Saturday, March 21, 2009

In Paradise

I must make the same recommendation about the Perhentians that I made about Naithon Beach: if at all possible, go there. Wow. These two little islands are gorgeous and nearly deserted, which means their water is glittering; the low key native way of life continues (the fishing boats remind me of Howl's Moving Castle: colorful with all manner of useful items hanging off every square inch. We ran across one fellow two beaches over who spent a whole two days burning bits of an old vessel. Whenever we passed him, he was staring pensively into the fire, poking stick in hand. What must it be like to have a lifestyle like that: "Honey, I think I'll spend a few days burning the old boat."); the corals have been growing undisturbed for eons, the fish and general marine life are enormous and plentiful and happy.

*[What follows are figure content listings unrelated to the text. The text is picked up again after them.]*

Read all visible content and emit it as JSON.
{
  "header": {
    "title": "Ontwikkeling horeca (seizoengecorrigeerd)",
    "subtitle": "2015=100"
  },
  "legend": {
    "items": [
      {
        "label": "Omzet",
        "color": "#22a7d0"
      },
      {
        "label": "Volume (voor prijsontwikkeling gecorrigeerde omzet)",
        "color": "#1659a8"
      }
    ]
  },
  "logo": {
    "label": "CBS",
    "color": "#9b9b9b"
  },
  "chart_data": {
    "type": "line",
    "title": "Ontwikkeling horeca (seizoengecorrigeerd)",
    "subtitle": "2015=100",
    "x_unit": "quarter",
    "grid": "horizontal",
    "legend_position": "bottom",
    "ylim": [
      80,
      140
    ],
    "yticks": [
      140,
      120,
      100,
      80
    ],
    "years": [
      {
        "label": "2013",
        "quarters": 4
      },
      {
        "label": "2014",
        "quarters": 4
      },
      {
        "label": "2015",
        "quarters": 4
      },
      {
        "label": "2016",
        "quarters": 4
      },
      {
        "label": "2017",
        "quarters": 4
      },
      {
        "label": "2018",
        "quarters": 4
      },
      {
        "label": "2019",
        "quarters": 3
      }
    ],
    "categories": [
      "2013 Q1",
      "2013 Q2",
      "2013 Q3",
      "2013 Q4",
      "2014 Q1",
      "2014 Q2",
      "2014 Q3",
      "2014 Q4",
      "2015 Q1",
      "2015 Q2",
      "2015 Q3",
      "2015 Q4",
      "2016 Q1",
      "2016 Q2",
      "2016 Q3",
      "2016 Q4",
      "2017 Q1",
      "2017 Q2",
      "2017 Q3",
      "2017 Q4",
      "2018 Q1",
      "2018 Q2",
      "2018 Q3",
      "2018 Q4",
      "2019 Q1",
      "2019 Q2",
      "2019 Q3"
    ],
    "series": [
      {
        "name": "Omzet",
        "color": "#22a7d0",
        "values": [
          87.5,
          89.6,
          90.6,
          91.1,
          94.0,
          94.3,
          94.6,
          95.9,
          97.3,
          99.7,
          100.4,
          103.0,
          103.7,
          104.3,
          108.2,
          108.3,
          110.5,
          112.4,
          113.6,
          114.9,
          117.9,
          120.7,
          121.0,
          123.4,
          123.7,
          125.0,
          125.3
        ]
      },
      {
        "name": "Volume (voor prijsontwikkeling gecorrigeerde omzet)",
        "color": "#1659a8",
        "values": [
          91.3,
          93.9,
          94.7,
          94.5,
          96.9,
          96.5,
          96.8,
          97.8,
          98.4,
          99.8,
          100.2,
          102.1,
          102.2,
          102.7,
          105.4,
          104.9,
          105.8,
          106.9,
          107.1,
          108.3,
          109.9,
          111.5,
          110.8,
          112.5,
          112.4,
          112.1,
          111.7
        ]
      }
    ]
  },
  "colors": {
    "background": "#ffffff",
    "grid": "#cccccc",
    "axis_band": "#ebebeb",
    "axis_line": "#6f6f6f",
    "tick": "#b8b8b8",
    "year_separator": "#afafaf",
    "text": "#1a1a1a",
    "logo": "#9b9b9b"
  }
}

We saw animals here we've never seen in the wild elsewhere, like blue spotted rays, yellow boxfish, hundreds of parrotfish feeding in a school, cushion stars, schools of foot-long needlefish, a three foot long barracuda, more stonefish (this time a more comfortable distance away), a grouper more than three feet long moving ponderously and accompanied by a coterie of blue cleaner wrasses (who probably feel they've hit the jackpot work-wise). And it was charming to see all the anemones of many kinds dotted with blissful clownfish of all types. Laura discovered a condo arrangement in one place: about 20 large anemones all right next to each other, packed with clownfish big and small. They must have trouble figuring out whose anemone is whose. All these were accompanied by dense clouds of tiny little fish, some of whom swam along schooling in the shape of a bigger fish. (And you thought that scene in Finding Nemo was fantasy.)

The land-based animal life is quite healthy as well, living in a beautiful loud jungle filled with flitting birds, huge dragonflies and monitor lizards about five feet long. We went for a trek over to another beach through the jungle and it was miserable - buggy, filled with mosquitoes, narrow, slippery, crisscrossed with trippable roots and platoons of army ants. We were not enchanted - until we saw the family of dusky langurs heading our way. Four sizeable gorgeous black furry monkeys with white goggles on, accompanied by a smaller juvenile. They were using the path, too, coming from the opposite direction. They saw us, paused, and then advanced matter-of-factly. They veered off the path just a few feet in front of us to eat a mushroom. We watched them eat as they checked us out, too, then they headed off into the dense jungle. Last night, we slept through the commotion of a six-foot long python wandering onto the resort grounds - it took the staff about an hour to wrangle him off the property and safely back into the forest.

At least for marine life, Malaysia seems to have figured it out: protect your pristine wild areas, people will pay lots of money to see them, and everybody benefits. They have many national marine parks, they distribute much comprehensive and easy-to-understand information to their people about why they should protect their wilderness. They also apply creativity, such as banning flippers when they discovered that protected feet make people more likely to stand on/contact corals. They also have recruited teams of volunteer divers to remove the invasive and damaging Crown of Thorns starfish from reefs. This contrasts rather sadly with Cambodia, where we took a half day snorkel trip and saw gorgeous coral - and no fish. In fact, our boat captain fished while we snorkeled and we watched his catch expire on our trip back (we went to the market in Cambodia also, and were very disappointed to find they were fresh out of fried bugs). When one is desperately poor and hungry, what else is there to do? But it's such a sad cycle.

Anyway, back to our forest hike: we reached the new beach quite mosquito-bitten and sweaty and hot, so we quickly became another uncomfortable, virtually continuous state since we arrived: salty. I think we've spent at least 75 percent of the time here damp and/or salty. We've managed to avoid serious sunburn, but Jeff has had to employ a unique sunscreen that was nonetheless extremely effective. It's always with you, it completely block the sun's rays, you can get it off with ease though it deploys in an instant and it causes no allergies: his hand (which sat on the top of his head when he forgot his hat). We're leaving tomorrow and perhaps it's for the best: we've all got itchy rashes that only a luxury hotel in Kuala Lumpur can cure.